Well, I finally got my name into the Australian papers.  So I guess I can come back to Canada now.  (We’re flying home, sigh, in another few weeks.)

I worked with the Australian Manufacturing Workers’ Union (sister union, sectorally and politically, to the CAW) to produce a critique of the proposed Australia-China free trade agreement.  We used a similar “job content / input-output” methodology as in the earlier study I worked on with Daniel Poon, regarding the employment effects of a Canada-Korea FTA.  Based on an extrapolation of import and export patterns under Australia’s other FTAs, we estimate the first-order employment effects of an FTA with China to eliminate 170,000 jobs here — about 15 percent of the whole sector.  This is only very partially offset by small job gains in agriculture and mining.

Here’s the link to the full study:

http://www.amwu.asn.au/default.asp?Action=featured&ID=2

A couple of aspects to the story may be interesting to Canadian readers:

* As usual, the Walrasian CGE modelers have been shamelessly promoting the FTAs with their idealized simulations.  There’s only been one published CGE study of the Australia-China FTA (which the John Howard government here has been trying to negotiate for a couple of years now with the Chinese).  It’s worse than most.  At the core is the standard CGE BS (full employment, income-expenditure equilibrium, representative household, etc.).  It projects utterly tiny gains from standard factor reallocation following the FTA.  Then the modelers imposed, exogenously and on top of the CGE itself, additional assumptions that the FTA would: independently improve productivity in several manufacturing sectors and the entire services sector, independently boost productivity economy-wide (through the effect of liberalized investment), and independently enhance investment in all sectors (through the effect of enhanced investor confidence).  Lo and behold, when the model assumes higher productivity and investment, then it predicts more substantial (but still small) GDP gains.  I don’t think you need a PhD economist to make that kind of “prediction”: more productivity and investment is good.  Duh.  Nevertheless, the model (built by economists at Monash university, on commission to the federal government — go figger) has never been challenged until now.  We give it a good critique in our AMWU study.

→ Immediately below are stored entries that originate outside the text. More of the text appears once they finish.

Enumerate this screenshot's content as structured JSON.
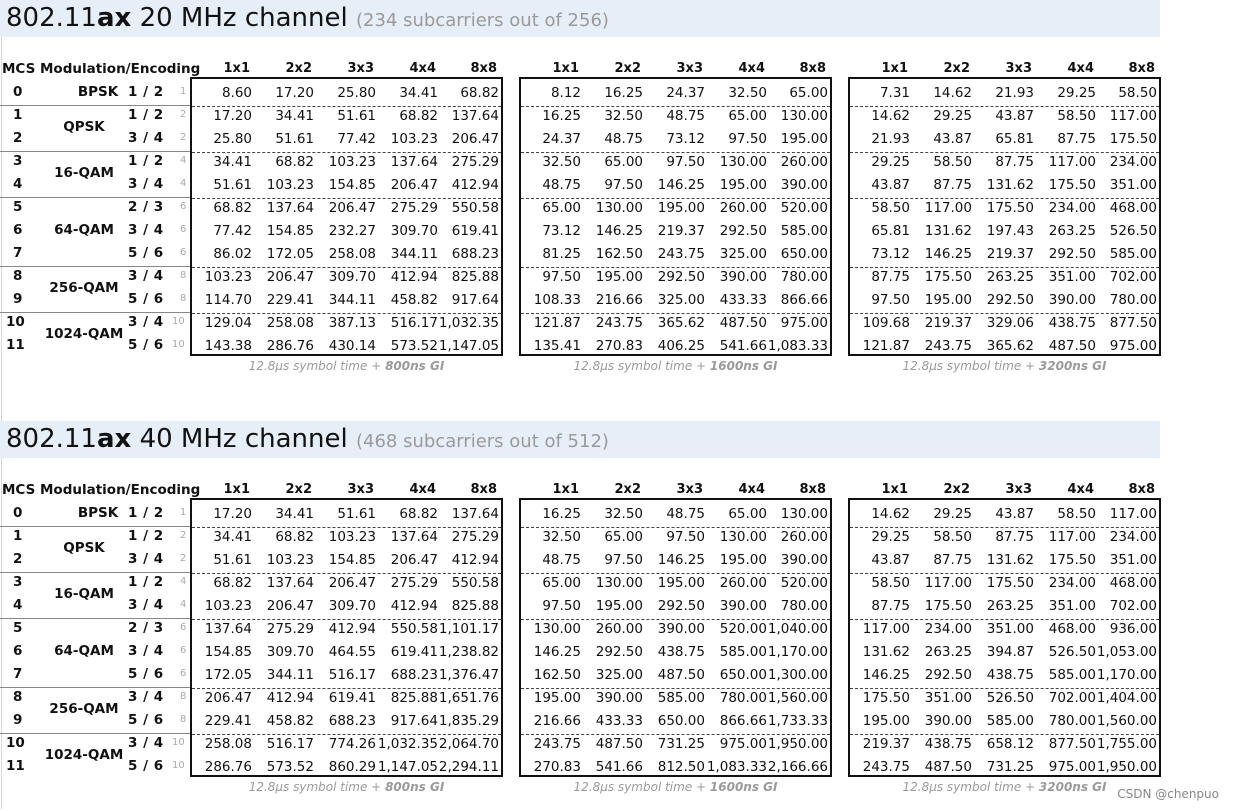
{
  "sections": [
    {
      "title_pre": "802.11",
      "title_bold": "ax",
      "title_post": " 20 MHz channel",
      "subtitle": "(234 subcarriers out of 256)",
      "captions": [
        {
          "pre": "12.8μs symbol time + ",
          "bold": "800ns GI"
        },
        {
          "pre": "12.8μs symbol time + ",
          "bold": "1600ns GI"
        },
        {
          "pre": "12.8μs symbol time + ",
          "bold": "3200ns GI"
        }
      ],
      "tables": [
        [
          [
            "8.60",
            "17.20",
            "25.80",
            "34.41",
            "68.82"
          ],
          [
            "17.20",
            "34.41",
            "51.61",
            "68.82",
            "137.64"
          ],
          [
            "25.80",
            "51.61",
            "77.42",
            "103.23",
            "206.47"
          ],
          [
            "34.41",
            "68.82",
            "103.23",
            "137.64",
            "275.29"
          ],
          [
            "51.61",
            "103.23",
            "154.85",
            "206.47",
            "412.94"
          ],
          [
            "68.82",
            "137.64",
            "206.47",
            "275.29",
            "550.58"
          ],
          [
            "77.42",
            "154.85",
            "232.27",
            "309.70",
            "619.41"
          ],
          [
            "86.02",
            "172.05",
            "258.08",
            "344.11",
            "688.23"
          ],
          [
            "103.23",
            "206.47",
            "309.70",
            "412.94",
            "825.88"
          ],
          [
            "114.70",
            "229.41",
            "344.11",
            "458.82",
            "917.64"
          ],
          [
            "129.04",
            "258.08",
            "387.13",
            "516.17",
            "1,032.35"
          ],
          [
            "143.38",
            "286.76",
            "430.14",
            "573.52",
            "1,147.05"
          ]
        ],
        [
          [
            "8.12",
            "16.25",
            "24.37",
            "32.50",
            "65.00"
          ],
          [
            "16.25",
            "32.50",
            "48.75",
            "65.00",
            "130.00"
          ],
          [
            "24.37",
            "48.75",
            "73.12",
            "97.50",
            "195.00"
          ],
          [
            "32.50",
            "65.00",
            "97.50",
            "130.00",
            "260.00"
          ],
          [
            "48.75",
            "97.50",
            "146.25",
            "195.00",
            "390.00"
          ],
          [
            "65.00",
            "130.00",
            "195.00",
            "260.00",
            "520.00"
          ],
          [
            "73.12",
            "146.25",
            "219.37",
            "292.50",
            "585.00"
          ],
          [
            "81.25",
            "162.50",
            "243.75",
            "325.00",
            "650.00"
          ],
          [
            "97.50",
            "195.00",
            "292.50",
            "390.00",
            "780.00"
          ],
          [
            "108.33",
            "216.66",
            "325.00",
            "433.33",
            "866.66"
          ],
          [
            "121.87",
            "243.75",
            "365.62",
            "487.50",
            "975.00"
          ],
          [
            "135.41",
            "270.83",
            "406.25",
            "541.66",
            "1,083.33"
          ]
        ],
        [
          [
            "7.31",
            "14.62",
            "21.93",
            "29.25",
            "58.50"
          ],
          [
            "14.62",
            "29.25",
            "43.87",
            "58.50",
            "117.00"
          ],
          [
            "21.93",
            "43.87",
            "65.81",
            "87.75",
            "175.50"
          ],
          [
            "29.25",
            "58.50",
            "87.75",
            "117.00",
            "234.00"
          ],
          [
            "43.87",
            "87.75",
            "131.62",
            "175.50",
            "351.00"
          ],
          [
            "58.50",
            "117.00",
            "175.50",
            "234.00",
            "468.00"
          ],
          [
            "65.81",
            "131.62",
            "197.43",
            "263.25",
            "526.50"
          ],
          [
            "73.12",
            "146.25",
            "219.37",
            "292.50",
            "585.00"
          ],
          [
            "87.75",
            "175.50",
            "263.25",
            "351.00",
            "702.00"
          ],
          [
            "97.50",
            "195.00",
            "292.50",
            "390.00",
            "780.00"
          ],
          [
            "109.68",
            "219.37",
            "329.06",
            "438.75",
            "877.50"
          ],
          [
            "121.87",
            "243.75",
            "365.62",
            "487.50",
            "975.00"
          ]
        ]
      ]
    },
    {
      "title_pre": "802.11",
      "title_bold": "ax",
      "title_post": " 40 MHz channel",
      "subtitle": "(468 subcarriers out of 512)",
      "captions": [
        {
          "pre": "12.8μs symbol time + ",
          "bold": "800ns GI"
        },
        {
          "pre": "12.8μs symbol time + ",
          "bold": "1600ns GI"
        },
        {
          "pre": "12.8μs symbol time + ",
          "bold": "3200ns GI"
        }
      ],
      "tables": [
        [
          [
            "17.20",
            "34.41",
            "51.61",
            "68.82",
            "137.64"
          ],
          [
            "34.41",
            "68.82",
            "103.23",
            "137.64",
            "275.29"
          ],
          [
            "51.61",
            "103.23",
            "154.85",
            "206.47",
            "412.94"
          ],
          [
            "68.82",
            "137.64",
            "206.47",
            "275.29",
            "550.58"
          ],
          [
            "103.23",
            "206.47",
            "309.70",
            "412.94",
            "825.88"
          ],
          [
            "137.64",
            "275.29",
            "412.94",
            "550.58",
            "1,101.17"
          ],
          [
            "154.85",
            "309.70",
            "464.55",
            "619.41",
            "1,238.82"
          ],
          [
            "172.05",
            "344.11",
            "516.17",
            "688.23",
            "1,376.47"
          ],
          [
            "206.47",
            "412.94",
            "619.41",
            "825.88",
            "1,651.76"
          ],
          [
            "229.41",
            "458.82",
            "688.23",
            "917.64",
            "1,835.29"
          ],
          [
            "258.08",
            "516.17",
            "774.26",
            "1,032.35",
            "2,064.70"
          ],
          [
            "286.76",
            "573.52",
            "860.29",
            "1,147.05",
            "2,294.11"
          ]
        ],
        [
          [
            "16.25",
            "32.50",
            "48.75",
            "65.00",
            "130.00"
          ],
          [
            "32.50",
            "65.00",
            "97.50",
            "130.00",
            "260.00"
          ],
          [
            "48.75",
            "97.50",
            "146.25",
            "195.00",
            "390.00"
          ],
          [
            "65.00",
            "130.00",
            "195.00",
            "260.00",
            "520.00"
          ],
          [
            "97.50",
            "195.00",
            "292.50",
            "390.00",
            "780.00"
          ],
          [
            "130.00",
            "260.00",
            "390.00",
            "520.00",
            "1,040.00"
          ],
          [
            "146.25",
            "292.50",
            "438.75",
            "585.00",
            "1,170.00"
          ],
          [
            "162.50",
            "325.00",
            "487.50",
            "650.00",
            "1,300.00"
          ],
          [
            "195.00",
            "390.00",
            "585.00",
            "780.00",
            "1,560.00"
          ],
          [
            "216.66",
            "433.33",
            "650.00",
            "866.66",
            "1,733.33"
          ],
          [
            "243.75",
            "487.50",
            "731.25",
            "975.00",
            "1,950.00"
          ],
          [
            "270.83",
            "541.66",
            "812.50",
            "1,083.33",
            "2,166.66"
          ]
        ],
        [
          [
            "14.62",
            "29.25",
            "43.87",
            "58.50",
            "117.00"
          ],
          [
            "29.25",
            "58.50",
            "87.75",
            "117.00",
            "234.00"
          ],
          [
            "43.87",
            "87.75",
            "131.62",
            "175.50",
            "351.00"
          ],
          [
            "58.50",
            "117.00",
            "175.50",
            "234.00",
            "468.00"
          ],
          [
            "87.75",
            "175.50",
            "263.25",
            "351.00",
            "702.00"
          ],
          [
            "117.00",
            "234.00",
            "351.00",
            "468.00",
            "936.00"
          ],
          [
            "131.62",
            "263.25",
            "394.87",
            "526.50",
            "1,053.00"
          ],
          [
            "146.25",
            "292.50",
            "438.75",
            "585.00",
            "1,170.00"
          ],
          [
            "175.50",
            "351.00",
            "526.50",
            "702.00",
            "1,404.00"
          ],
          [
            "195.00",
            "390.00",
            "585.00",
            "780.00",
            "1,560.00"
          ],
          [
            "219.37",
            "438.75",
            "658.12",
            "877.50",
            "1,755.00"
          ],
          [
            "243.75",
            "487.50",
            "731.25",
            "975.00",
            "1,950.00"
          ]
        ]
      ]
    }
  ],
  "header_labels": {
    "mcs": "MCS",
    "modulation": "Modulation/Encoding"
  },
  "stream_columns": [
    "1x1",
    "2x2",
    "3x3",
    "4x4",
    "8x8"
  ],
  "mcs_rows": [
    {
      "mcs": "0",
      "rate": "1 / 2",
      "small": "1"
    },
    {
      "mcs": "1",
      "rate": "1 / 2",
      "small": "2"
    },
    {
      "mcs": "2",
      "rate": "3 / 4",
      "small": "2"
    },
    {
      "mcs": "3",
      "rate": "1 / 2",
      "small": "4"
    },
    {
      "mcs": "4",
      "rate": "3 / 4",
      "small": "4"
    },
    {
      "mcs": "5",
      "rate": "2 / 3",
      "small": "6"
    },
    {
      "mcs": "6",
      "rate": "3 / 4",
      "small": "6"
    },
    {
      "mcs": "7",
      "rate": "5 / 6",
      "small": "6"
    },
    {
      "mcs": "8",
      "rate": "3 / 4",
      "small": "8"
    },
    {
      "mcs": "9",
      "rate": "5 / 6",
      "small": "8"
    },
    {
      "mcs": "10",
      "rate": "3 / 4",
      "small": "10"
    },
    {
      "mcs": "11",
      "rate": "5 / 6",
      "small": "10"
    }
  ],
  "modulations": [
    "BPSK",
    "QPSK",
    "16-QAM",
    "64-QAM",
    "256-QAM",
    "1024-QAM"
  ],
  "watermark": "CSDN @chenpuo"
}
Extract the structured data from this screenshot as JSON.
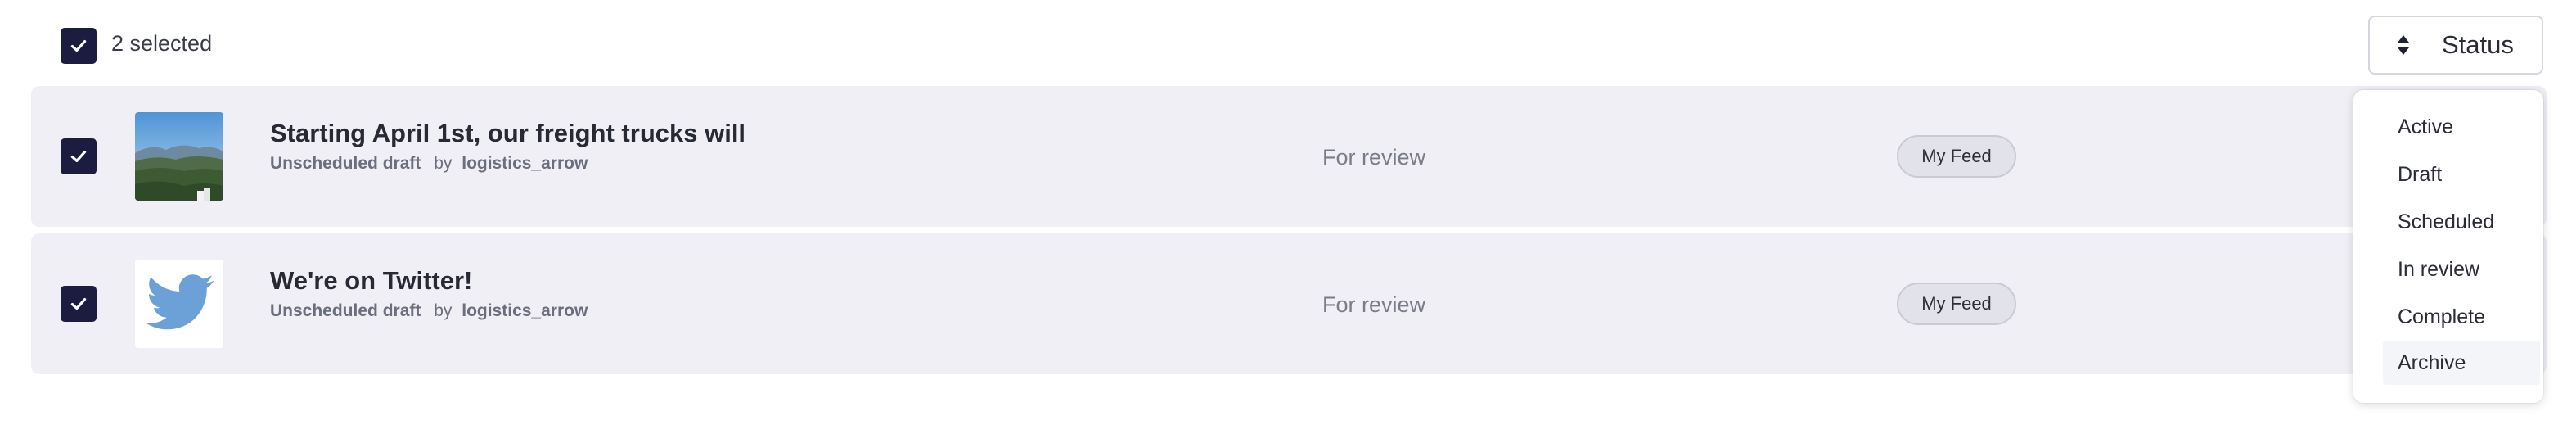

* We also reviewed Australia’s experience with the 3 FTAs that have already been recently signed by the Howard government: Singapore, Thailand, and the U.S.  In every case, Australian imports grew far faster than Australian exports (in Singapore’s case they actually fell).  Moreover, there hasn’t even been the predicted “comparative advantage” specialization (with Australia’s abundant agriculture and mining industries getting a hypothetical Heckscher-Ohlin-style boost from trade liberalization).  In practice, no such pattern is visible — which suggests to me that Australia’s resource-based exports are limited more by global market conditions and supply constraints, not by trade barriers.  There is a clear anaology here to the Canadian experience.  My & Poon’s review of Canada’s recent FTAs found exactly the same pattern: much faster growth of Canadian imports than exports, and not even a boost to Canadian resource exports.  For two economies (Australia and China) which are rapidly devolving into resource suppliers to the world economy, a fair question can be asked: what is the benefit of an FTA, anyway?  All we are exporting is resources, which our customers need anyway.  They won’t get a boost from the FTA — but our imports sure will.

* The politics of globalization debates are downright bizarre Down Under.  The Labor party, and even most of the unions, have been supporting free trade — a holdover from Labor’s embrace of so-called “economic rationalism” in the late 1980s and early 1990s.  There are a few critics, but not many.  The new Labor leader, Kevin Rudd (who is miles ahead of Howard in the polls, with an election required later this year) is very business- and market-friendly.  He is also a real China-phile: he speaks Mandarin, and spent time in China as a diplomat.  So he is not well disposed to cancelling the FTA talks with China, even if he wins.  There will be a fight about this within Labor, however, with the AMWU leading the way.  Our best hope is that the FTA quietly dies after Labor wins.  But who knows.